Yann Queffélec, le véritable
Artiste en devenir, faisant mes premiers pas sur mon chemin de peintre, je change souvent de nom et de signature. Mon nom, en effet, ne l’est plus. Il me semble que je le perds, qu’il ne m’appartient plus.
Yann Queffélec, l’écrivain, dont le nom à l’état civil est Jean-Marie Queffélec, reçoit le prix Goncourt en 1985 pour son roman « Les noces barbares » alors que je suis étudiant en première année à l’Ecole des Beaux-arts.
L’ambition, ou une certaine naïveté ? Un artiste ne peut-il pas être un jour exposé à une certaine célébrité ? L’instinct me conseille alors de trouver un autre nom, un nom d’artiste. Je n’opte cependant pas pour cette idée.
Devenu assistant réalisateur au terme de mes études, je suis, quelques années plus tard, l’assistant du réalisateur Michel Dupuy pour une série de documentaires sur les écrivains bretons. La veille d’un de ces tournages, en 2001, Charles Le Quintrec, écrivain, romancier, poète et critique littéraire, Grand Prix de la Société des Gens de Lettres pour l’ensemble de son œuvre, ayant reçu par ailleurs de nombreux autres prix littéraires, appelle la production pour lui expliquer qu’il n’est pas question que Yann Queffélec vienne chez lui. La production lui indique qu’il ne s’agit pas de Yann Queffélec l’écrivain, mais de Yann Queffélec, le jeune artiste peintre, plasticien et assistant réalisateur.

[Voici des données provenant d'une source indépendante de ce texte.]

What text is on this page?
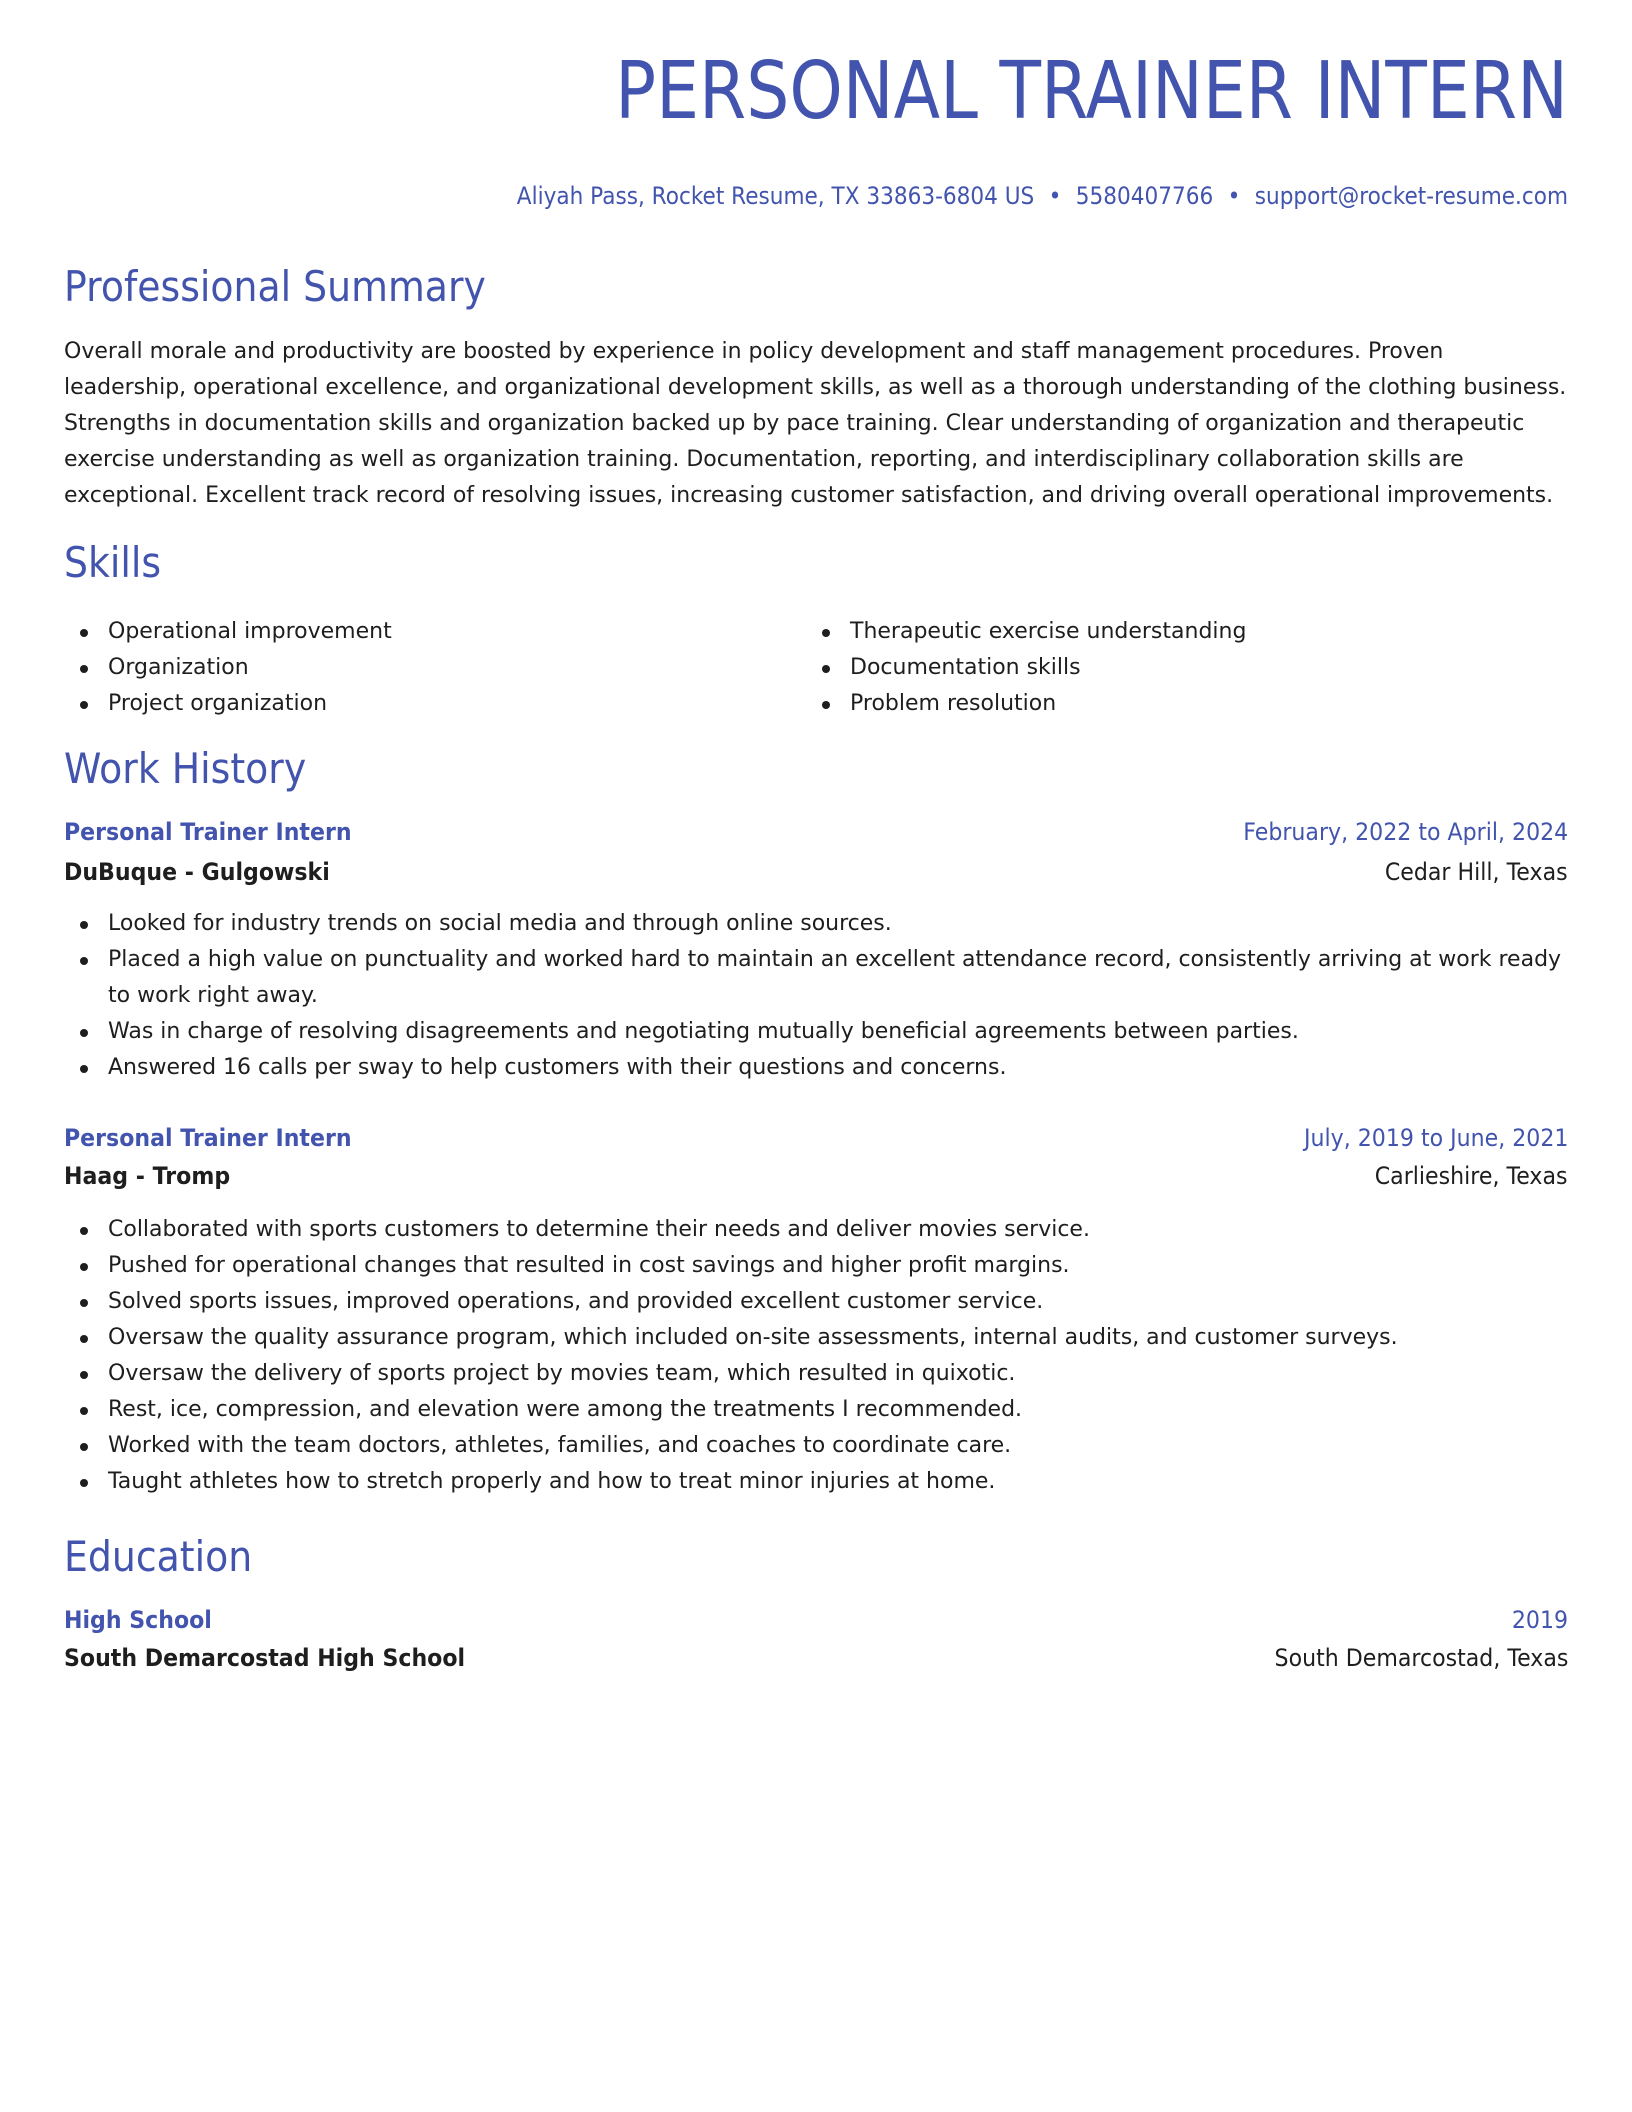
PERSONAL TRAINER INTERN
Aliyah Pass, Rocket Resume, TX 33863-6804 US • 5580407766 • support@rocket-resume.com
Professional Summary

Overall morale and productivity are boosted by experience in policy development and staff management procedures. Proven leadership, operational excellence, and organizational development skills, as well as a thorough understanding of the clothing business. Strengths in documentation skills and organization backed up by pace training. Clear understanding of organization and therapeutic exercise understanding as well as organization training. Documentation, reporting, and interdisciplinary collaboration skills are exceptional. Excellent track record of resolving issues, increasing customer satisfaction, and driving overall operational improvements.

Skills
Operational improvement
Organization
Project organization
Therapeutic exercise understanding
Documentation skills
Problem resolution
Work History
Personal Trainer Intern	February, 2022 to April, 2024
DuBuque - Gulgowski	Cedar Hill, Texas
Looked for industry trends on social media and through online sources.
Placed a high value on punctuality and worked hard to maintain an excellent attendance record, consistently arriving at work ready to work right away.
Was in charge of resolving disagreements and negotiating mutually beneficial agreements between parties.
Answered 16 calls per sway to help customers with their questions and concerns.
Personal Trainer Intern	July, 2019 to June, 2021
Haag - Tromp	Carlieshire, Texas
Collaborated with sports customers to determine their needs and deliver movies service.
Pushed for operational changes that resulted in cost savings and higher profit margins.
Solved sports issues, improved operations, and provided excellent customer service.
Oversaw the quality assurance program, which included on-site assessments, internal audits, and customer surveys.
Oversaw the delivery of sports project by movies team, which resulted in quixotic.
Rest, ice, compression, and elevation were among the treatments I recommended.
Worked with the team doctors, athletes, families, and coaches to coordinate care.
Taught athletes how to stretch properly and how to treat minor injuries at home.
Education
High School	2019
South Demarcostad High School	South Demarcostad, Texas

C’est ainsi que je fais la rencontre de l’écrivain Charles Le Quintrec, qui, dès son arrivée, me conduit discrètement à sa cuisine, débouche une excellente bouteille et, les yeux pétillants, levant son verre, me déclare « Je suis heureux de boire à Yann Queffélec le véritable ! ». Nous plaisantons. Se tisse alors un lien. Nous discutons des sujets qui nous habitent : l’écriture, la réalisation, et la peinture.
Le documentaire réalisé, l’écrivain m’offre l’un de ses romans sur lequel il m’adresse cette belle dédicace : « A Yann Queffélec, le véritable. Ce roman d’Histoire et d’amour et mon amitié. Charles Le Quintrec, le 10 mai 2001 ».
Je réalise soudain, que très curieusement, c’est un écrivain, un grand écrivain, breton aussi, qui me restitue mon nom, tandis que l’autre semblait le me l’avoir emprunté, voire dérobé.
C’est ainsi que je retrouve mon nom. Le mien.